Dr. Michael Watson, one of the industry’s foremost experts on supply chain network design and advanced analytics, is a columnist and subject matter expert (SME) for Supply Chain Digest.
Dr. Watson, of Northwestern University, was the lead author of the just released book Supply Chain Network Design, co-authored with Sara Lewis, Peter Cacioppi, and Jay Jayaraman, all of IBM. (See Supply Chain Network Design – the Book.)
Prior to his current role at Northwestern, Watson was a key manager in IBM's network optimization group. In addition to his roles at IBM and now at Northwestern, Watson is director of The Optimization and Analytics Group.
By Dr. Michael Watson
May 22, 2013
Using Optimization to Compare Facilities or Internal Benchmarking
If your Supply Chain has Many Different Facilities, you May be able to Find Value with Internal Benchmarking
Dr. Watson Says:
...if you have a lot of facilities, you can use your own data to do internal benchmarking.
If your supply chain has many different facilities (warehouses, depots, plants, or stores), it is likely that they are not all identical. Each serves different types of customers, has different territories, has different sizes, and so on. These differences can make it difficult to understand which facilities are doing well and which ones are underperforming. For example, one depot may make less profit than another, but it is being asked to do many more deliveries. Should it get penalized for this?
And, even if you are treating each one as a profit and loss center, it can still be difficult to compare. For example, are the profitable sites as profitable as they should be?
If you have a lot of facilities, you are likely sitting on data you could use for internal benchmarking. This is a quick analysis to determine how well your facilities are doing compared to each other on multiple dimensions.
The input to this analysis is relatively simple—it works with whatever numeric data you have.

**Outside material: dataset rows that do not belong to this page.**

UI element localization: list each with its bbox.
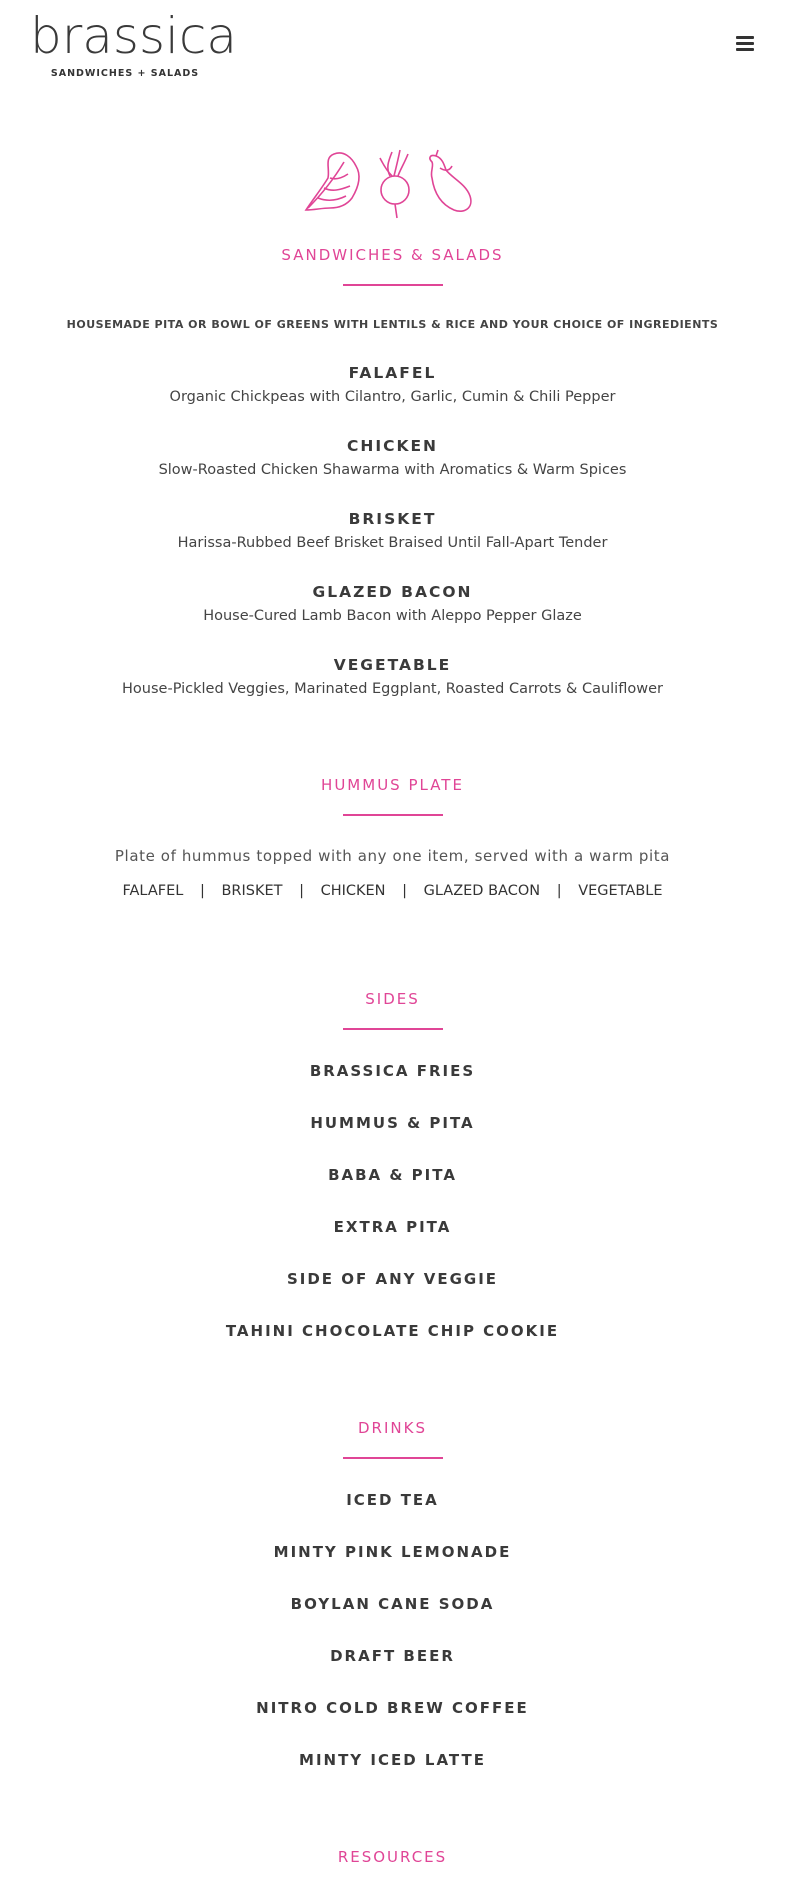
hummus-options bbox=[0, 883, 785, 899]
menu-item-desc: Slow-Roasted Chicken Shawarma with Aromatics & Warm Spices bbox=[158, 462, 627, 478]
menu-item-desc: Harissa-Rubbed Beef Brisket Braised Until Fall-Apart Tender bbox=[177, 535, 608, 551]
hummus-section-title: HUMMUS PLATE bbox=[321, 776, 464, 794]
menu-item-desc: Organic Chickpeas with Cilantro, Garlic, Cumin & Chili Pepper bbox=[169, 389, 616, 405]
side-item: BRASSICA FRIES bbox=[309, 1062, 476, 1080]
drink-item: NITRO COLD BREW COFFEE bbox=[256, 1699, 529, 1717]
kale-icon bbox=[306, 153, 359, 210]
hummus-option: FALAFEL bbox=[122, 883, 184, 899]
hummus-divider bbox=[343, 814, 443, 816]
drinks-section-title: DRINKS bbox=[358, 1419, 427, 1437]
hummus-plate-desc: Plate of hummus topped with any one item, served with a warm pita bbox=[114, 847, 671, 865]
beet-icon bbox=[380, 150, 409, 218]
option-separator: | bbox=[199, 883, 205, 899]
hummus-option: BRISKET bbox=[221, 883, 283, 899]
sandwiches-divider bbox=[343, 284, 443, 286]
eggplant-icon bbox=[430, 150, 471, 211]
hummus-option: CHICKEN bbox=[320, 883, 386, 899]
menu-item-name: FALAFEL bbox=[348, 364, 437, 382]
sides-divider bbox=[343, 1028, 443, 1030]
side-item: SIDE OF ANY VEGGIE bbox=[286, 1270, 499, 1288]
menu-item-desc: House-Cured Lamb Bacon with Aleppo Pepper Glaze bbox=[203, 608, 582, 624]
resources-section-title: RESOURCES bbox=[337, 1848, 448, 1866]
vegetable-illustrations bbox=[300, 148, 480, 220]
site-header bbox=[0, 0, 785, 110]
drink-item: DRAFT BEER bbox=[330, 1647, 455, 1665]
drink-item: MINTY ICED LATTE bbox=[299, 1751, 486, 1769]
drinks-divider bbox=[343, 1457, 443, 1459]
menu-item-name: CHICKEN bbox=[346, 437, 439, 455]
drink-item: BOYLAN CANE SODA bbox=[290, 1595, 495, 1613]
menu-item-desc: House-Pickled Veggies, Marinated Eggplant, Roasted Carrots & Cauliflower bbox=[122, 681, 663, 697]
side-item: HUMMUS & PITA bbox=[310, 1114, 475, 1132]
side-item: BABA & PITA bbox=[328, 1166, 457, 1184]
menu-item-name: VEGETABLE bbox=[333, 656, 452, 674]
hummus-option: GLAZED BACON bbox=[423, 883, 541, 899]
sides-section-title: SIDES bbox=[365, 990, 420, 1008]
menu-item-name: BRISKET bbox=[348, 510, 437, 528]
logo-tagline: SANDWICHES + SALADS bbox=[50, 68, 200, 79]
logo-wordmark: brassica bbox=[30, 7, 238, 65]
drink-item: ICED TEA bbox=[346, 1491, 439, 1509]
hamburger-menu-icon[interactable] bbox=[736, 36, 754, 52]
sandwiches-section-title: SANDWICHES & SALADS bbox=[281, 246, 504, 264]
option-separator: | bbox=[299, 883, 304, 899]
menu-item-name: GLAZED BACON bbox=[312, 583, 473, 601]
hummus-option: VEGETABLE bbox=[578, 883, 663, 899]
side-item: EXTRA PITA bbox=[333, 1218, 452, 1236]
brassica-logo[interactable] bbox=[30, 7, 238, 79]
side-item: TAHINI CHOCOLATE CHIP COOKIE bbox=[225, 1322, 560, 1340]
sandwiches-intro: HOUSEMADE PITA OR BOWL OF GREENS WITH LENTILS & RICE AND YOUR CHOICE OF INGREDIENTS bbox=[66, 318, 719, 331]
option-separator: | bbox=[556, 883, 562, 899]
drink-item: MINTY PINK LEMONADE bbox=[273, 1543, 512, 1561]
option-separator: | bbox=[402, 883, 408, 899]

For each facility, you need the key characteristics that would describe the costs and investments in the facility. For example, this could include items like total cost, total number of workers, number of managers, size of the facility, number of trucks, number of dock doors, and so on. In other words, the key parameters that describe what you have invested in the facility.
Also, for each facility, you need numeric information on what you are getting from each facility. This could include items like revenue or profit, number of deliveries made, number of orders processed, and so on.
With this data for each facility, optimization technology allows you to develop an efficient frontier that compares all your sites. It essentially looks at each facility, in turn, and tries to put that facility in the best possible light. That is, if a facility has lower sales, but makes more deliveries, then it looks upon this as favorable.
The end result is an efficient frontier curve that looks like the figure shown. It shows all the facilities that are efficient (A,B,C,D, and E in this case) and the ones that aren’t (W,X,Y, and Z). For each facility that is not efficient, you also get information on the most comparable efficient facilities—this now allows you to have more productive conversations on how to improve.
This graph is a simplified 2-dimensional version. The real value comes when you have several dimensions you are comparing.
Final Thoughts
It is always difficult to compare facilities. Using optimization for internal benchmarking can help make the process more quantitative and may give you some nice insight to improve your operation.